Newswise — Waltham — February 8, 2024 — For patients undergoing total hip arthroplasty (THA), the use of robotic-assisted surgery and surgical navigation techniques is not associated with an increased risk of periprosthetic joint infection (PJI), suggests a study in The Journal of Bone & Joint Surgery.
Computer navigation (CN) and robotic assistance (RA) do not alter the risk of PJI after total hip replacement surgery, according to the new research by Alberto V. Carli, MD, and colleagues of Hospital for Special Surgery, New York.
Could CN and RA increase risks during hip replacement?
Computer navigation and robotic assistance are increasingly used during THA. These technologies have shown beneficial effects, including more accurate component positioning and a lower risk of postoperative instability. However, “[I]t remains unknown as to whether use of [CN and RA] leads to an improvement in long-term functional outcomes or implant longevity,” according to the authors.
The use of CN and RA requires the presence of additional equipment and personnel in the operating room, and has been linked to longer operating times. Together, these factors might lead to an increased risk of surgical-site contamination and PJI, a major cause of implant failure after THA.
Dr. Carli and colleagues analyzed their hospital’s experience of nearly 13,000 patients undergoing primary THA between 2018 and 2021. During this time, CN was used during THA in 21% of patients and RA in 16%. The remaining 63% of patients underwent conventional THA without CN or RA.
Similarly low rates of PJI, with or without new technologies
Using a technique called propensity-score matching, the researchers identified groups of patients with similar risk factors undergoing THA by conventional methods or with the use of RA (2,003 patients in each group) or CN (2,664 patients in each group). Ninety-day rates of PJI were compared between groups, with adjustment for other factors.
Both technologies were associated with small increases in operative times, compared to conventional THA: two minutes longer with CN and 11 minutes longer with RA. Previous studies have raised concerns that longer surgical times might lead to increased risk of complications.
However, in the new study, the incidence of PJI was similar among groups: 0.4% for both CN and RA compared with rates of 0.2% and 0.4% for the respective propensity-matched conventional THA cohorts. In adjusted analyses, there were no significant differences in PJI risk.

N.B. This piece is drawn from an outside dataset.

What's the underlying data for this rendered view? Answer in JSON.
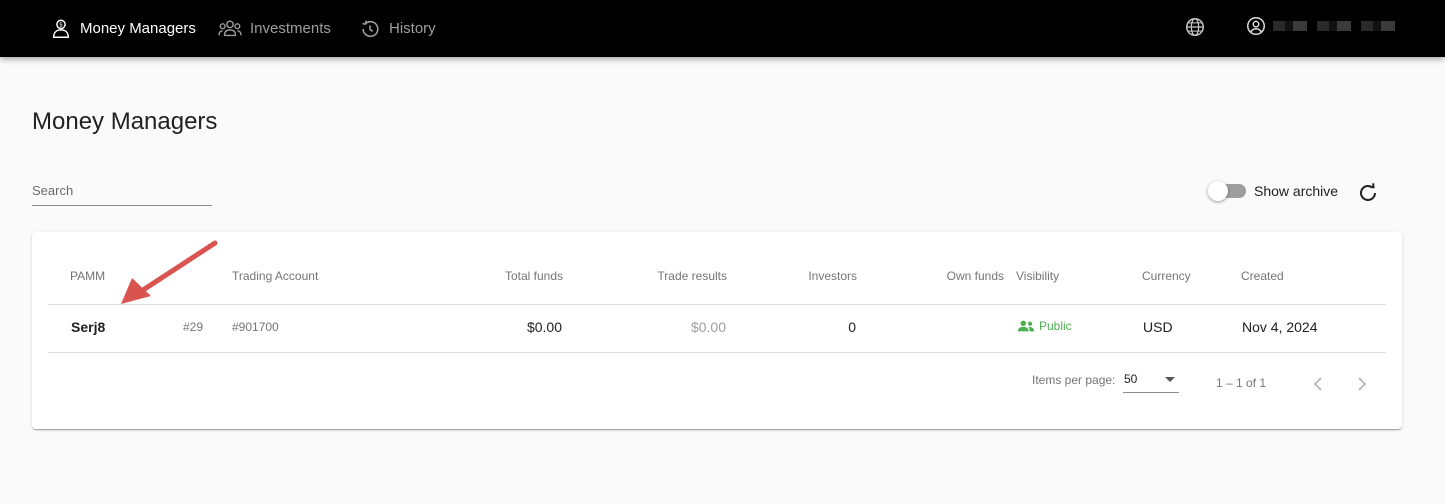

“Although computer navigation and robotic assistance are currently used in a minority of THA procedures, the increase in the use of such technology appears to be inevitable in the coming decades,” the researchers write. Their study adds new evidence that, in matched groups of patients with similar characteristics, the risks of PJI are comparable, with or without the use of CN or RA.

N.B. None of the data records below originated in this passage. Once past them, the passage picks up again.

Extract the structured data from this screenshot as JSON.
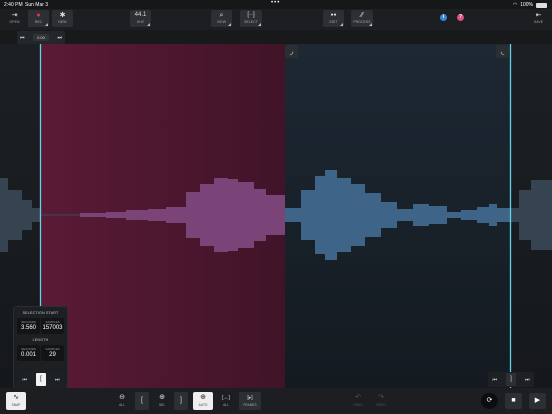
{
  "status": {
    "time": "2:40 PM",
    "date": "Sun Mar 3",
    "dots": "•••",
    "battery": "100%"
  },
  "toolbar": {
    "open": {
      "icon": "⇥",
      "label": "OPEN"
    },
    "rec": {
      "icon": "●",
      "label": "REC"
    },
    "new": {
      "icon": "✱",
      "label": "NEW"
    },
    "rate": {
      "icon": "44.1",
      "label": "KHZ"
    },
    "view": {
      "icon": "⌕",
      "label": "VIEW"
    },
    "select": {
      "icon": "[··]",
      "label": "SELECT"
    },
    "edit": {
      "icon": "●●",
      "label": "EDIT"
    },
    "process": {
      "icon": "⁄⁄",
      "label": "PROCESS"
    },
    "info": "i",
    "help": "?",
    "save": {
      "icon": "⇤",
      "label": "SAVE"
    }
  },
  "snap": {
    "prev": "⏮",
    "value": "0.00",
    "next": "⏭"
  },
  "fade_in": "◞",
  "fade_out": "◟",
  "selection": {
    "start_title": "SELECTION START",
    "start_seconds_label": "SECONDS",
    "start_seconds": "3.560",
    "start_samples_label": "SAMPLES",
    "start_samples": "157003",
    "length_title": "LENGTH",
    "length_seconds_label": "SECONDS",
    "length_seconds": "0.001",
    "length_samples_label": "SAMPLES",
    "length_samples": "29"
  },
  "nudge_left": {
    "prev": "⏮",
    "mid": "[",
    "next": "⏭"
  },
  "nudge_right": {
    "prev": "⏮",
    "mid": "]",
    "next": "⏭"
  },
  "bottom": {
    "snap": {
      "icon": "∿",
      "label": "SNAP"
    },
    "zoom_all": {
      "icon": "⊖",
      "label": "ALL"
    },
    "bracket_l": {
      "icon": "[",
      "label": ""
    },
    "zoom_sel": {
      "icon": "⊕",
      "label": "SEL"
    },
    "bracket_r": {
      "icon": "]",
      "label": ""
    },
    "zoom_auto": {
      "icon": "⊕",
      "label": "AUTO"
    },
    "sel_all": {
      "icon": "[↔]",
      "label": "ALL"
    },
    "sel_frames": {
      "icon": "[▸]",
      "label": "FRAMES"
    },
    "undo": {
      "icon": "↶",
      "label": "UNDO"
    },
    "redo": {
      "icon": "↷",
      "label": "REDO"
    },
    "loop": "⟳",
    "stop": "■",
    "play": "▶"
  },
  "colors": {
    "selection": "#6a1f3e",
    "accent": "#5fd4e8",
    "wave_sel": "#8a4a8a",
    "wave": "#4f7aa3"
  }
}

The authors point out some limitations of the study – notably including the overall low rate of PJI at their specialized, high-volume orthopaedic surgery center. Dr. Carli and coauthors conclude: “While the long-term clinical, functional, and implant-longevity outcomes associated with the use of computer navigation or robotic assistance remain to be elucidated, the findings of the present study are reassuring with respect to the risk of infection.”